Usually, I admire the DesMoines Register’s reporting, but this time they fell short when they covered this story because they failed to make any mention at all of the large role that biofuels play in producing our summer-of-2017 dead zone size. I suppose their hands were tied due to today’s difficult Iowa farmer P&L (profit and loss) numbers, when the RFS is about the only savior around for today's overproduction.
It's time to assign the grades. Let's give Mighty Earth a BIG "fail" for producing and widely promoting a report that contains false statistics and inaccurate percentages, statistics so far off that had they used the correct ones it would have changed the conclusion and title of their Dead Zone article. The Guardian gets a "fail" for its fluff promotional version of the report. Modern Farmer scores poorly for parroting the soybean usage for domestic feed statistic and using the headline that they did. The DesMoines Register gets a reprimand for too little said.
Next, I’d like to commend the quality sources who covered this year's Gulf dead zone story.
One of the best write-ups I saw was from ground zero, New Orleans. The Times-Picayune (NOLA.com) wrote the editorial "Gulf of Mexico dead zone is going in the wrong direction". They include an important discussion about the drainage designs of waterways, natural wetlands, and buffers, something so important and under-recognized in Mighty Earth's report. They know where the blame lies in recent year's fertilizer run-off in their concluding paragraphs:
The push to reduce nitrogen and phosphorous runoff was complicated by the increase in corn production for ethanol, which the federal government encouraged. The growth in ethanol resulted in 15 million new acres of farmland being planted with corn in 2007 alone.NOLA.com gets an A from me.

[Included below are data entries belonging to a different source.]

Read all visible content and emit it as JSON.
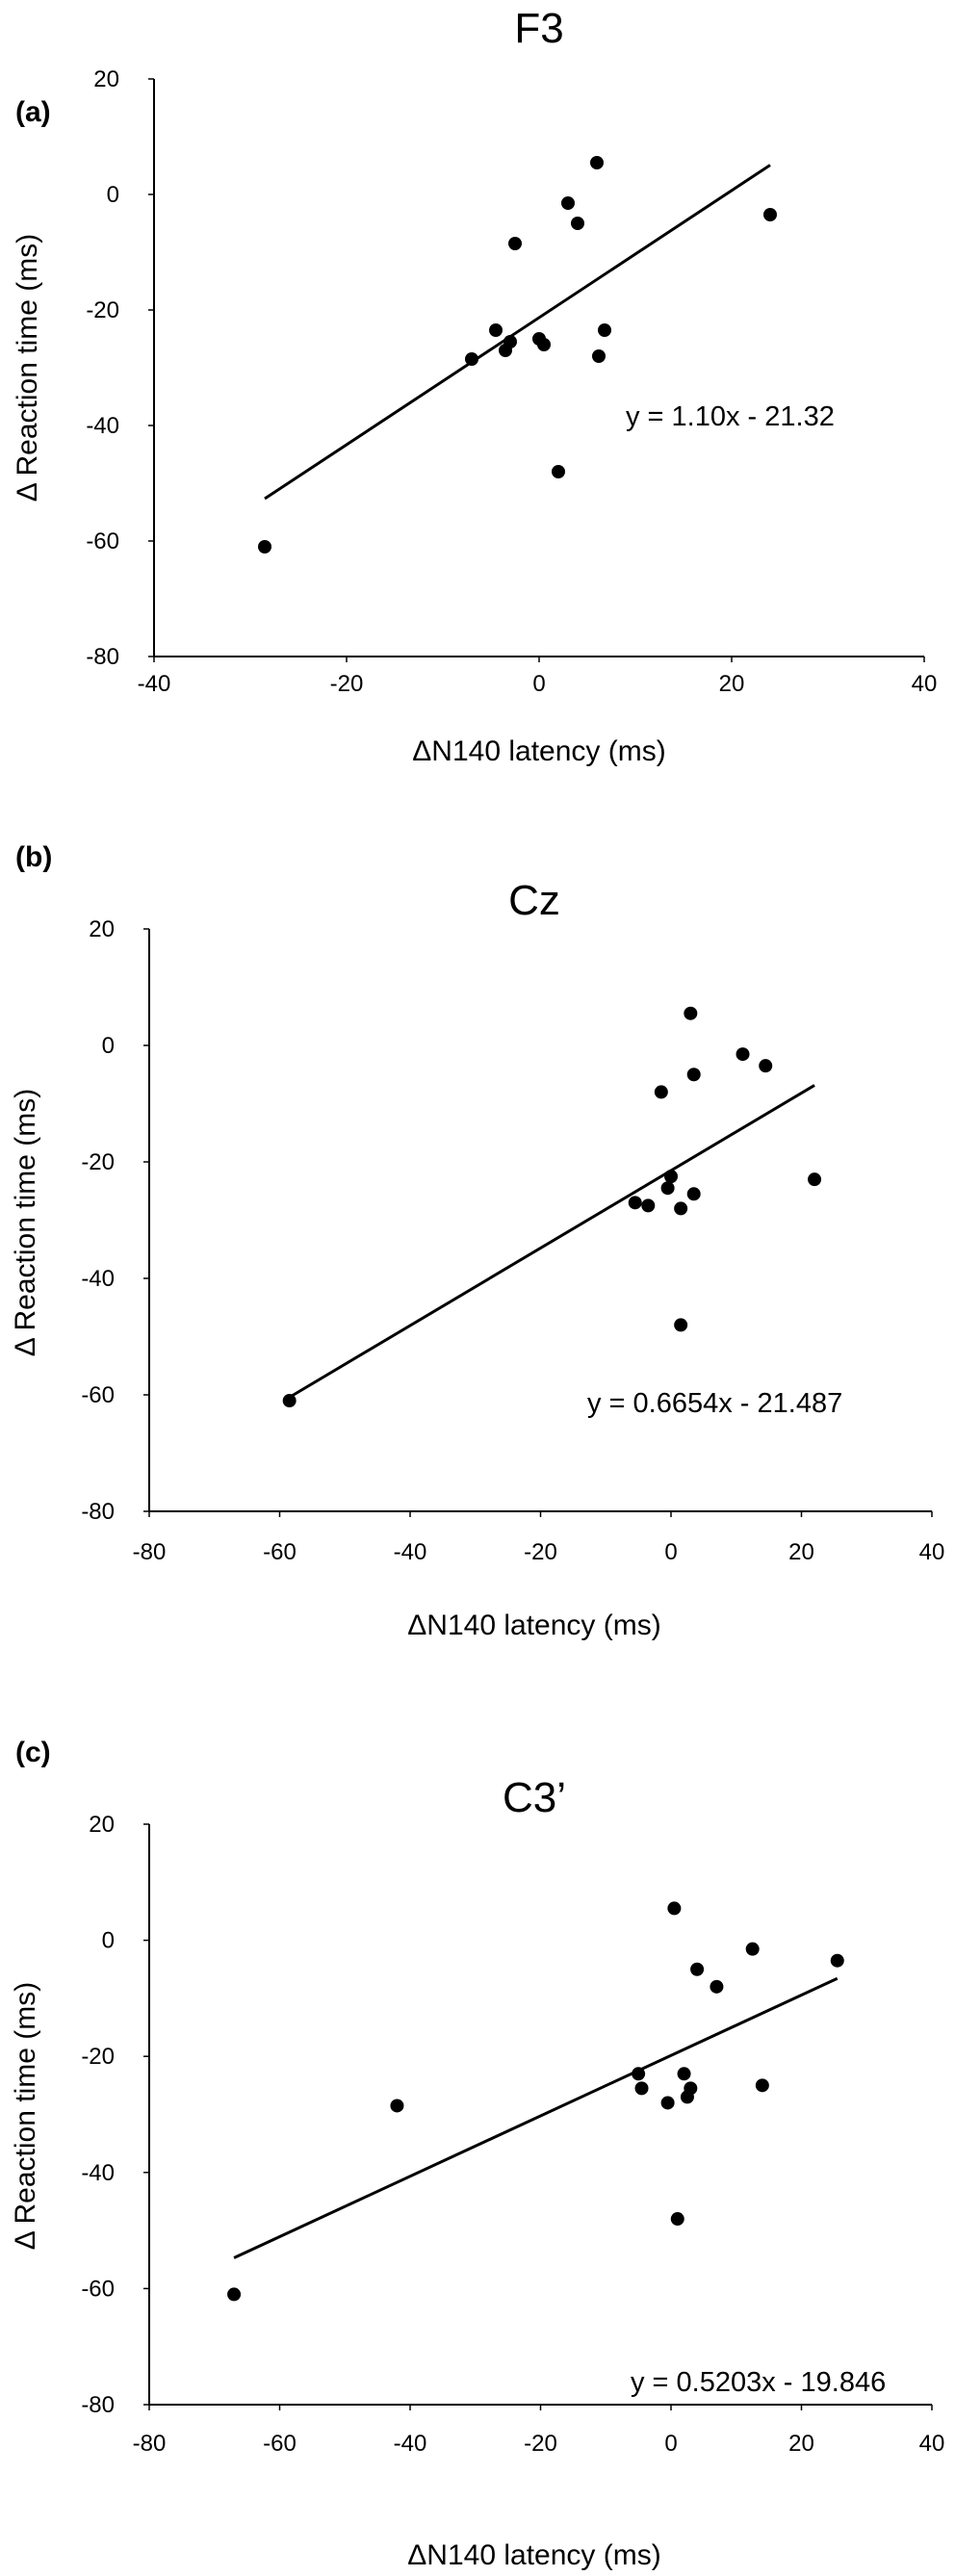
{
  "chart_data": [
    {
      "type": "scatter",
      "panel_label": "(a)",
      "title": "F3",
      "xlabel": "ΔN140 latency (ms)",
      "ylabel": "Δ Reaction time (ms)",
      "xlim": [
        -40,
        40
      ],
      "ylim": [
        -80,
        20
      ],
      "xticks": [
        "-40",
        "-20",
        "0",
        "20",
        "40"
      ],
      "yticks": [
        "-80",
        "-60",
        "-40",
        "-20",
        "0",
        "20"
      ],
      "points": [
        {
          "x": -28.5,
          "y": -61
        },
        {
          "x": -7,
          "y": -28.5
        },
        {
          "x": -4.5,
          "y": -23.5
        },
        {
          "x": -3.5,
          "y": -27
        },
        {
          "x": -3,
          "y": -25.5
        },
        {
          "x": -2.5,
          "y": -8.5
        },
        {
          "x": 0,
          "y": -25
        },
        {
          "x": 0.5,
          "y": -26
        },
        {
          "x": 2,
          "y": -48
        },
        {
          "x": 3,
          "y": -1.5
        },
        {
          "x": 4,
          "y": -5
        },
        {
          "x": 6,
          "y": 5.5
        },
        {
          "x": 6.2,
          "y": -28
        },
        {
          "x": 6.8,
          "y": -23.5
        },
        {
          "x": 24,
          "y": -3.5
        }
      ],
      "trendline": {
        "slope": 1.1,
        "intercept": -21.32,
        "x_range": [
          -28.5,
          24
        ]
      },
      "equation": "y = 1.10x - 21.32",
      "grid": false
    },
    {
      "type": "scatter",
      "panel_label": "(b)",
      "title": "Cz",
      "xlabel": "ΔN140 latency (ms)",
      "ylabel": "Δ Reaction time (ms)",
      "xlim": [
        -80,
        40
      ],
      "ylim": [
        -80,
        20
      ],
      "xticks": [
        "-80",
        "-60",
        "-40",
        "-20",
        "0",
        "20",
        "40"
      ],
      "yticks": [
        "-80",
        "-60",
        "-40",
        "-20",
        "0",
        "20"
      ],
      "points": [
        {
          "x": -58.5,
          "y": -61
        },
        {
          "x": -5.5,
          "y": -27
        },
        {
          "x": -3.5,
          "y": -27.5
        },
        {
          "x": -1.5,
          "y": -8
        },
        {
          "x": -0.5,
          "y": -24.5
        },
        {
          "x": 0,
          "y": -22.5
        },
        {
          "x": 1.5,
          "y": -28
        },
        {
          "x": 1.5,
          "y": -48
        },
        {
          "x": 3,
          "y": 5.5
        },
        {
          "x": 3.5,
          "y": -5
        },
        {
          "x": 3.5,
          "y": -25.5
        },
        {
          "x": 11,
          "y": -1.5
        },
        {
          "x": 14.5,
          "y": -3.5
        },
        {
          "x": 22,
          "y": -23
        }
      ],
      "trendline": {
        "slope": 0.6654,
        "intercept": -21.487,
        "x_range": [
          -58.5,
          22
        ]
      },
      "equation": "y = 0.6654x - 21.487",
      "grid": false
    },
    {
      "type": "scatter",
      "panel_label": "(c)",
      "title": "C3’",
      "xlabel": "ΔN140 latency (ms)",
      "ylabel": "Δ Reaction time (ms)",
      "xlim": [
        -80,
        40
      ],
      "ylim": [
        -80,
        20
      ],
      "xticks": [
        "-80",
        "-60",
        "-40",
        "-20",
        "0",
        "20",
        "40"
      ],
      "yticks": [
        "-80",
        "-60",
        "-40",
        "-20",
        "0",
        "20"
      ],
      "points": [
        {
          "x": -67,
          "y": -61
        },
        {
          "x": -42,
          "y": -28.5
        },
        {
          "x": -5,
          "y": -23
        },
        {
          "x": -4.5,
          "y": -25.5
        },
        {
          "x": -0.5,
          "y": -28
        },
        {
          "x": 0.5,
          "y": 5.5
        },
        {
          "x": 1,
          "y": -48
        },
        {
          "x": 2,
          "y": -23
        },
        {
          "x": 2.5,
          "y": -27
        },
        {
          "x": 3,
          "y": -25.5
        },
        {
          "x": 4,
          "y": -5
        },
        {
          "x": 7,
          "y": -8
        },
        {
          "x": 12.5,
          "y": -1.5
        },
        {
          "x": 14,
          "y": -25
        },
        {
          "x": 25.5,
          "y": -3.5
        }
      ],
      "trendline": {
        "slope": 0.5203,
        "intercept": -19.846,
        "x_range": [
          -67,
          25.5
        ]
      },
      "equation": "y = 0.5203x - 19.846",
      "grid": false
    }
  ]
}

The Environmental Protection Agency needs to take another look at this issue. Reducing the dead zone is essential to the health of the Gulf, but it's headed in the opposite direction.

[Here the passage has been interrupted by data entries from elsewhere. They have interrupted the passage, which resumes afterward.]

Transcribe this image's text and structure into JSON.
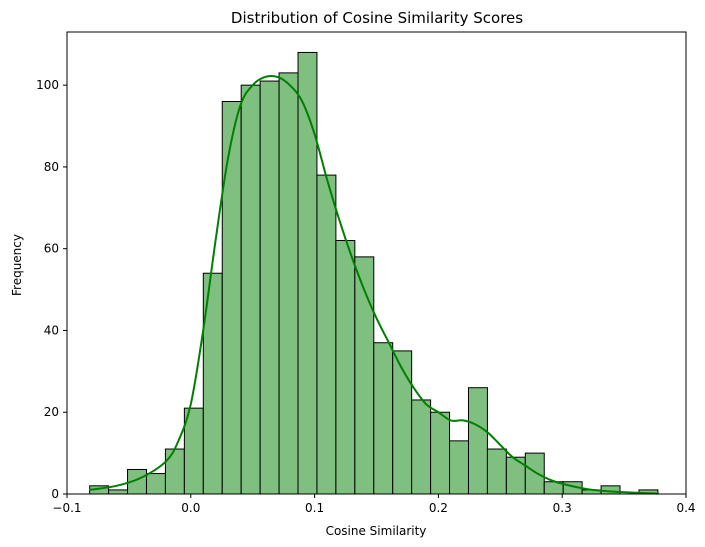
{
  "chart_data": {
    "type": "bar",
    "title": "Distribution of Cosine Similarity Scores",
    "xlabel": "Cosine Similarity",
    "ylabel": "Frequency",
    "xlim": [
      -0.1,
      0.4
    ],
    "ylim": [
      0,
      113
    ],
    "x_ticks": [
      -0.1,
      0.0,
      0.1,
      0.2,
      0.3,
      0.4
    ],
    "x_tick_labels": [
      "−0.1",
      "0.0",
      "0.1",
      "0.2",
      "0.3",
      "0.4"
    ],
    "y_ticks": [
      0,
      20,
      40,
      60,
      80,
      100
    ],
    "y_tick_labels": [
      "0",
      "20",
      "40",
      "60",
      "80",
      "100"
    ],
    "grid": false,
    "bin_edges": [
      -0.0817,
      -0.0664,
      -0.0511,
      -0.0358,
      -0.0205,
      -0.0052,
      0.0101,
      0.0254,
      0.0407,
      0.056,
      0.0713,
      0.0866,
      0.1019,
      0.1172,
      0.1325,
      0.1478,
      0.1631,
      0.1784,
      0.1937,
      0.209,
      0.2243,
      0.2396,
      0.2549,
      0.2702,
      0.2855,
      0.3008,
      0.3161,
      0.3314,
      0.3467,
      0.362,
      0.3773
    ],
    "values": [
      2,
      1,
      6,
      5,
      11,
      21,
      54,
      96,
      100,
      101,
      103,
      108,
      78,
      62,
      58,
      37,
      35,
      23,
      20,
      13,
      26,
      11,
      9,
      10,
      3,
      3,
      1,
      2,
      0,
      1
    ],
    "kde": {
      "x": [
        -0.082,
        -0.06,
        -0.04,
        -0.02,
        -0.01,
        0.0,
        0.01,
        0.02,
        0.03,
        0.04,
        0.05,
        0.06,
        0.07,
        0.08,
        0.09,
        0.1,
        0.11,
        0.12,
        0.13,
        0.14,
        0.15,
        0.16,
        0.17,
        0.18,
        0.19,
        0.2,
        0.21,
        0.22,
        0.23,
        0.24,
        0.25,
        0.26,
        0.27,
        0.28,
        0.29,
        0.3,
        0.32,
        0.34,
        0.36,
        0.378
      ],
      "y": [
        1,
        2,
        4,
        8,
        13,
        22,
        40,
        62,
        82,
        95,
        100,
        102,
        102,
        100,
        96,
        88,
        77,
        67,
        58,
        50,
        43,
        37,
        31,
        26,
        22,
        20,
        18,
        18,
        17,
        15,
        12,
        9,
        7,
        5,
        3.5,
        2.5,
        1.2,
        0.6,
        0.3,
        0.1
      ]
    },
    "colors": {
      "bar_fill": "#7fbf7f",
      "bar_edge": "#000000",
      "kde_line": "#008000"
    }
  }
}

AlJazeera did a good job covering the dead zone story this week, too.
But I grant this final source an A+... Pulitzer winner Art Cullen, editor of The Storm Lake Times wrote the pithiest piece. I've never seen a writer sum up this complex situation in so few words, while putting so great a number of people and politically correct subjects in their rightful places, starting with Mighty Earth. His article, "The noise machine never quiets down" hits on all cylinders beginning with politics. I especially liked his mention of the pundit who was "on his way from Boston to LA". Don't miss it.